Meera’s physicians decided that she would receive chemotherapy during pregnancy and a mastectomy after the birth. Other women with cancer may undergo surgery while pregnant. Pregnant women can receive general anesthesia without harming the fetus, and surgery is not substantially riskier in pregnant women as long as the surgeon and anesthesiologist take the pregnancy into account.
Most forms of chemotherapy are also surprisingly considered to be relatively safe. But Meera obviously had her fears—“Here I am avoiding caffeine, and the doctors were going to put poison in my body?”
In truth, experts do not yet fully understand how much of the chemotherapy drugs administered to a pregnant woman reach the fetus. Chemotherapy is typically delayed until after the first trimester, when the majority of the fetus’s organs is formed, and stopped three to four weeks before delivery. To minimize the chances of harming the fetus, doctors avoid medications known to cause birth defects and those too new to be declared safe during pregnancy.
Choices
Of course, these women are painfully aware that they are different from other cancer patients.

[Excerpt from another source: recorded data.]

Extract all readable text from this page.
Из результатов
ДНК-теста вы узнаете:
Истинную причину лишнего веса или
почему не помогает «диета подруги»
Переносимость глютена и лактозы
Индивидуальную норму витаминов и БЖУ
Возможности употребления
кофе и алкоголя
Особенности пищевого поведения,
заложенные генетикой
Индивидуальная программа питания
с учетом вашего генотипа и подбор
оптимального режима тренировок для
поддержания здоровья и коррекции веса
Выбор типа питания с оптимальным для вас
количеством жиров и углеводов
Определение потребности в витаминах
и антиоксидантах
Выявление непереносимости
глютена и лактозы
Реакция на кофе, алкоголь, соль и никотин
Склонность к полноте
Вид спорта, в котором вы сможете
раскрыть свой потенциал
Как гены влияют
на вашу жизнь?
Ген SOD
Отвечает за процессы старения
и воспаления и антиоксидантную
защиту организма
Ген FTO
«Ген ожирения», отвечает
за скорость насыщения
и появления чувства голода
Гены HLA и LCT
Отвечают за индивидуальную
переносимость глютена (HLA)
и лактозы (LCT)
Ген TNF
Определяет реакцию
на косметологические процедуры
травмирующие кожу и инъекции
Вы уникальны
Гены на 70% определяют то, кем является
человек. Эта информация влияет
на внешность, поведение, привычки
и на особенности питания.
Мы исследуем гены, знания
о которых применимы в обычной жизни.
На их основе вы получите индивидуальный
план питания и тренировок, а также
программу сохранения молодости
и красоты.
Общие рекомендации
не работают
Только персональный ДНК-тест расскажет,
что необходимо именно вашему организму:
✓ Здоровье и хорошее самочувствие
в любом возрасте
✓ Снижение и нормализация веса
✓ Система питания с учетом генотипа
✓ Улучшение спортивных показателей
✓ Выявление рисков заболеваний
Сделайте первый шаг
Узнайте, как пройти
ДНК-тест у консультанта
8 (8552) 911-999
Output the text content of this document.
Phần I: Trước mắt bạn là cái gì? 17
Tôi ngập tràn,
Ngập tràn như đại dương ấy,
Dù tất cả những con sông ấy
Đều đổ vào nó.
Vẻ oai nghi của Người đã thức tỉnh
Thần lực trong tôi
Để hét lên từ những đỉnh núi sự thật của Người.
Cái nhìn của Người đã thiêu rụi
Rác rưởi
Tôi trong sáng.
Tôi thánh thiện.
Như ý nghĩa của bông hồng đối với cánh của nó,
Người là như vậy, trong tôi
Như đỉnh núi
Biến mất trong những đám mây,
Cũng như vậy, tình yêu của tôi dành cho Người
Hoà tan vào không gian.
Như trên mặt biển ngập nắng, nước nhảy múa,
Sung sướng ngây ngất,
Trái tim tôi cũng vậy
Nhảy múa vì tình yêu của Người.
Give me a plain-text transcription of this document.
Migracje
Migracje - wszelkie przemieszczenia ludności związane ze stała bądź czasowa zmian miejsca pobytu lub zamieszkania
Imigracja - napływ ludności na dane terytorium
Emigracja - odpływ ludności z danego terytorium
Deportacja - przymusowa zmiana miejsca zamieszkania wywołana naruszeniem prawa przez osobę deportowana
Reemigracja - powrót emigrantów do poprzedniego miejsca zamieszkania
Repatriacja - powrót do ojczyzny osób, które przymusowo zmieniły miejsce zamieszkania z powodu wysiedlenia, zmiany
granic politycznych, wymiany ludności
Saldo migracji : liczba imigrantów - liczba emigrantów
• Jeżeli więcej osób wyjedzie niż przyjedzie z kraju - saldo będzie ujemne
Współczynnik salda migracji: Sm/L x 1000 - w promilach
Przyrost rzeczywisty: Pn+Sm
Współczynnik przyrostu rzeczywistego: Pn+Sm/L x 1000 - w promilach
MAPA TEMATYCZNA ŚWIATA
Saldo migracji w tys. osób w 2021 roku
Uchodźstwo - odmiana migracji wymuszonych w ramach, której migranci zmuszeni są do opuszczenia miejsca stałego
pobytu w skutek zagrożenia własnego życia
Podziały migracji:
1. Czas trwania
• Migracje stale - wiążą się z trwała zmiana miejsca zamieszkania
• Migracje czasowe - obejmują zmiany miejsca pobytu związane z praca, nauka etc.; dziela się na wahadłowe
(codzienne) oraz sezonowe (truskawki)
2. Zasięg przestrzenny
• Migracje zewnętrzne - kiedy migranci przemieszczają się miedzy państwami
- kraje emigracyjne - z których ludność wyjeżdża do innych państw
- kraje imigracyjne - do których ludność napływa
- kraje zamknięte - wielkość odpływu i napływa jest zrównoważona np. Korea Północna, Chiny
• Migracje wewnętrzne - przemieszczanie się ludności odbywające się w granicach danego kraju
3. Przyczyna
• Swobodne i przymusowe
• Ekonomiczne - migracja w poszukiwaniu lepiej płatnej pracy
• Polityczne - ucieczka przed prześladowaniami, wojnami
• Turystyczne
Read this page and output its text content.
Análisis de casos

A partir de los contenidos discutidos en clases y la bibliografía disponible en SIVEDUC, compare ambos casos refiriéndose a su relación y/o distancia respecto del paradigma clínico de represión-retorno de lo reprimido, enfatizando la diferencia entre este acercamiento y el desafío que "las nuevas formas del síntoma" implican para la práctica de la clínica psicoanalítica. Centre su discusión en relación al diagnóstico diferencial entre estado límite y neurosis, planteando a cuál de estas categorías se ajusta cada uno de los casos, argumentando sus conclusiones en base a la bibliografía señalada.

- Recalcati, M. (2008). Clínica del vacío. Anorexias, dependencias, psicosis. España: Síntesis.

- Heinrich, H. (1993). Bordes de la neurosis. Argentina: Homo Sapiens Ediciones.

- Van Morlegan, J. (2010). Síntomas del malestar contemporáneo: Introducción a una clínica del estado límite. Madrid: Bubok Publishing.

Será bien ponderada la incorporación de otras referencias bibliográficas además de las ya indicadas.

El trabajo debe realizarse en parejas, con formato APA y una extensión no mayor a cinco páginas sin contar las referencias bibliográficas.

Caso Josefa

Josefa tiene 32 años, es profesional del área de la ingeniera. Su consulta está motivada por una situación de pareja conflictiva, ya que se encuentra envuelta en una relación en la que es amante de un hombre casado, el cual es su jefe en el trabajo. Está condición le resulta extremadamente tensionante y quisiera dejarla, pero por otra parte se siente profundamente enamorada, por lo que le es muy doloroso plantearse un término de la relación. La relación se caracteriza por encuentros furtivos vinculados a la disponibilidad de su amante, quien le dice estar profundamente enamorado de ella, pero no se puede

Amrita was seven months pregnant when she was diagnosed with hepatocellular carcinoma. The uncomfortable pain she had originally chalked up to pregnancy was actually the result of a football-sized tumour that was hanging off her liver. The only treatment option was surgery. Suddenly, Amrita was thrust into a flurry of decisions she never expected to encounter.
Should she have surgery while she was pregnant, or should she wait? How would the surgery affect her growing baby? If doctors had to make a choice during surgery, whom should they save—her or the baby?
Just four days after the diagnosis, Amrita underwent groundbreaking surgery that successfully removed the tumour while keeping her baby in utero. Two months later, she delivered a healthy baby girl.
Experts say these days it is rare for a woman with cancer to be counselled to end a pregnancy.
Postpartum treatment often includes radiation, which in most cases is not safe to administer to pregnant women, though it can be given to women who are breast-feeding. (Women who are receiving chemotherapy are advised not to breast-feed.)
Doctors say it is also important to be well-informed and as healthy as possible before getting pregnant. It is a good idea to schedule a preconception checkup. Over 40? Ask your doctor if you should have a mammogram, too. If you have a strong family history of cancer, consider genetic counselling to assess your personal risk. Once you are pregnant, report anything unusual, a thickening or lump, an irregularly shaped or pigmented mole, unexplained pain or pressure anywhere in your body to your doctor. And if your obstetrician is not worried but you are, seek a second opinion.
Meera is pregnant again. For her, research brings reason for optimism. Becoming pregnant after treatment for breast cancer does not seem to decrease long-term survival, and may even have a protective effect against future recurrence of cancer. Her second child is due in October.
Dr Jame Abraham, director of the Breast Cancer Oncology Program at Taussig Cancer Institute, Cleveland Clinic, summarises it best when he says, “Cancer during pregnancy is not uncommon. In addition to the tremendous psychosocial factors associated with the diagnosis of cancer at the time of pregnancy, it presents with many challenges for management of cancer during pregnancy. Many interventions we do to treat cancer, such as surgery, chemo and radiation can be extremely harmful for the baby. So we have to find the right balance and individualised approach to take care of both the mother and the baby.”